Rita Sipahi, advogada que integrava a Comissão de Anistia há 10 anos, pediu seu afastamento em maio passado, alegando que a nomeação dos “militares de carreira, com atuação contrária à concessão da reparação e à instauração da Comissão Nacional da Verdade”, tornou o propósito original do colegial inantigível.
Hoje a Comissão de Anistia está sob a presidência de João Henrique Nascimento de Freitas, que é assessor diretor de Hamilton Mourão e já trabalho com Flávio Bolsonaro entre 2005 e 2012. No passado, ele atuou para impedir a reparação da família de Carlos Lamarca.
O UOL explicou que os pedidos de indenização agora são negados como exemplo de “boa gestão” na Pasta de Damares.
Quando os processos envolvem trabalho – pessoas que perderam o emprego por perseguição política -, a Comissão agora exige que a vítima comprove vínculo com alguma organização política, caso contrário considera a questão meramente trabalhista.
Por outro lado, quando as vítimas atestam vínculo com alguma organização política que foi perseguida, a Comissão entende que tratam-se de militantes de esquerda ou terroristas.
Um dos casos julgados recentemente diz respeito a uma jovem que, na época da Ditadura, teve atrasos na formação de seus estudos, e perdeu o emprego por retaliação a sua participação na Ação Popular, além de ter sido detida por um tempo no DOPS.
A Comissão chegou a reconhecer a demanda, mas depois o general Luiz Eduardo Rocha Paixa negou o requerimento de indenização, alegando que a vítima, na verdade, pertencia a “uma das organizações terroristas mais violentas”.
“É lícito que o Estado, defendendo a redemocratização, que sempre foi um objetivo declarado por todos os presidentes militares, estivesse investigando uma associação dessa natureza. O que aconteceu com ela não foi por perseguição política, é porque ela era uma militante de uma organização terrorista”, afirmou o militar.
O único representante dos anistiados na Comissão, advogado Vitor Mendona Neiva, argumentou que não era o caso de fazer um “rejulgamento de militantes políticos”, caso contrário, seria legítimo ir atrás dos torturadores. “Anistia não é isso.”
Segundo o portal, mais de 11 mil pedidos ainda aguardam tramitação na Comissão.

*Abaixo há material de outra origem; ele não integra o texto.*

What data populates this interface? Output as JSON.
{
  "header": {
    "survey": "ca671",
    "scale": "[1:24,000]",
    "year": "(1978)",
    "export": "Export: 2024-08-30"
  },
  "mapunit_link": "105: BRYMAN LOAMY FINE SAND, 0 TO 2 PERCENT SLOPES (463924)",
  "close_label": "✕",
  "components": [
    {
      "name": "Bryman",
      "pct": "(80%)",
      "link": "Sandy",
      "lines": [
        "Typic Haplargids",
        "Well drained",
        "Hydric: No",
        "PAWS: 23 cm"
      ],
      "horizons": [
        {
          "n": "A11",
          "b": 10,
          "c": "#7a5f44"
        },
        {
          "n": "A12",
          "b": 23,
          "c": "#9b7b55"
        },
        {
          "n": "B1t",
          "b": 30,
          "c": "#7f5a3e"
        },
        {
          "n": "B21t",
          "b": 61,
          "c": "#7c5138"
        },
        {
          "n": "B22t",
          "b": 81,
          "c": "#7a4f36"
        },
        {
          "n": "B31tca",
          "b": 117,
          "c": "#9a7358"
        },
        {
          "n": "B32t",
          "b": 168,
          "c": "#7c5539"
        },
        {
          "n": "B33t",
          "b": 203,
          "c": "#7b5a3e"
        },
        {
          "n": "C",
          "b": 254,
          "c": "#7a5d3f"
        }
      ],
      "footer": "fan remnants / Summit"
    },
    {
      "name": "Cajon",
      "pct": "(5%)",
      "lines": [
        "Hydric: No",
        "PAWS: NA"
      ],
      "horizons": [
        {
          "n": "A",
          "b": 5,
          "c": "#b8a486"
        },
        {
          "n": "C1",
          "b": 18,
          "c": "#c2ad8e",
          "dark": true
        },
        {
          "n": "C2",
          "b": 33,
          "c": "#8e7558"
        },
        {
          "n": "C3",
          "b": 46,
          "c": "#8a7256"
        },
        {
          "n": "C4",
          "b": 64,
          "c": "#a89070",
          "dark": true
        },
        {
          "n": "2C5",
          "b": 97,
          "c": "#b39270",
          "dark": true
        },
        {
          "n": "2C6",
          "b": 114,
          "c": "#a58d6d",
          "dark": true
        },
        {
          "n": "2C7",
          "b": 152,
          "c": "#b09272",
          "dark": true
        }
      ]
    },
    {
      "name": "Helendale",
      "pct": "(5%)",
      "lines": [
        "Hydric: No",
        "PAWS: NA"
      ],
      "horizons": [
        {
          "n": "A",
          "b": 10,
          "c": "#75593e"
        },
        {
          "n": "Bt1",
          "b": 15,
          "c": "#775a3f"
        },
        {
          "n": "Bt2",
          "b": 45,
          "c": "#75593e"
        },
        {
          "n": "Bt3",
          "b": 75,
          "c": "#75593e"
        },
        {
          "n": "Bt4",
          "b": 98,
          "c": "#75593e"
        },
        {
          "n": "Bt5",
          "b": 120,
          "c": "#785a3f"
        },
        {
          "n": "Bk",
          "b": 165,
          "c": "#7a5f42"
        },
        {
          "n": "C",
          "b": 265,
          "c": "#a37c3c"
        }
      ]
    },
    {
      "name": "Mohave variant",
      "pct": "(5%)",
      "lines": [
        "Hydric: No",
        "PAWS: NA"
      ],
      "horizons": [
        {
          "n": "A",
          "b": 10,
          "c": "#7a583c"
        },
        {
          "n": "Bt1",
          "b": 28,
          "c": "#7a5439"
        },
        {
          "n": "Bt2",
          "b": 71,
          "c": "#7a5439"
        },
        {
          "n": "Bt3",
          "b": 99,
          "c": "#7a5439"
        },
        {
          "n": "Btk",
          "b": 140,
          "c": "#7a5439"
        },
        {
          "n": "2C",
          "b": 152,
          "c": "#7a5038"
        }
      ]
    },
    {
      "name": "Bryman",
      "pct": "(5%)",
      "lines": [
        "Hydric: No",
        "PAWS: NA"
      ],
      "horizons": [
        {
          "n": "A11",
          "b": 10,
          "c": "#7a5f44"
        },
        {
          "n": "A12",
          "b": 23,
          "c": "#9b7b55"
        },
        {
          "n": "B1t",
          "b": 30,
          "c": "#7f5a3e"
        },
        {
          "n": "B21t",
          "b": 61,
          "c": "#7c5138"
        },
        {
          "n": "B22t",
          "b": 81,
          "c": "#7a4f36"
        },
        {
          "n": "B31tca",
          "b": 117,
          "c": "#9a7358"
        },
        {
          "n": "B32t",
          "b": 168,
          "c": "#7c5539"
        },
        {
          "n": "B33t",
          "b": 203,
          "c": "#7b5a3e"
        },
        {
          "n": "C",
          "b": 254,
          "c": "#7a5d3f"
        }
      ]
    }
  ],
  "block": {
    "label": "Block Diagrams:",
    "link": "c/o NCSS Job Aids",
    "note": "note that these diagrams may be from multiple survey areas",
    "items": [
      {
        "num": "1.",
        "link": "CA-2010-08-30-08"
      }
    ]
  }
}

Sipahi lembrou em seu pedido de demissão que foi a gestão Temer que começou a restringir os trabalhos da Comissão de Anistia, acabando inclusive com o pedido de desculpas oficial por parte do Estado.
A mudança sob Damares está mais no discurso. Ela segue dificultando que as vítimas sejam indenizadas, e trata isso como propaganda, porque considera que existia uma “farra das anistias”.
A ministra, desde que tomou posse, deixou claro que pretende estabelecer um deadline para a Comissão.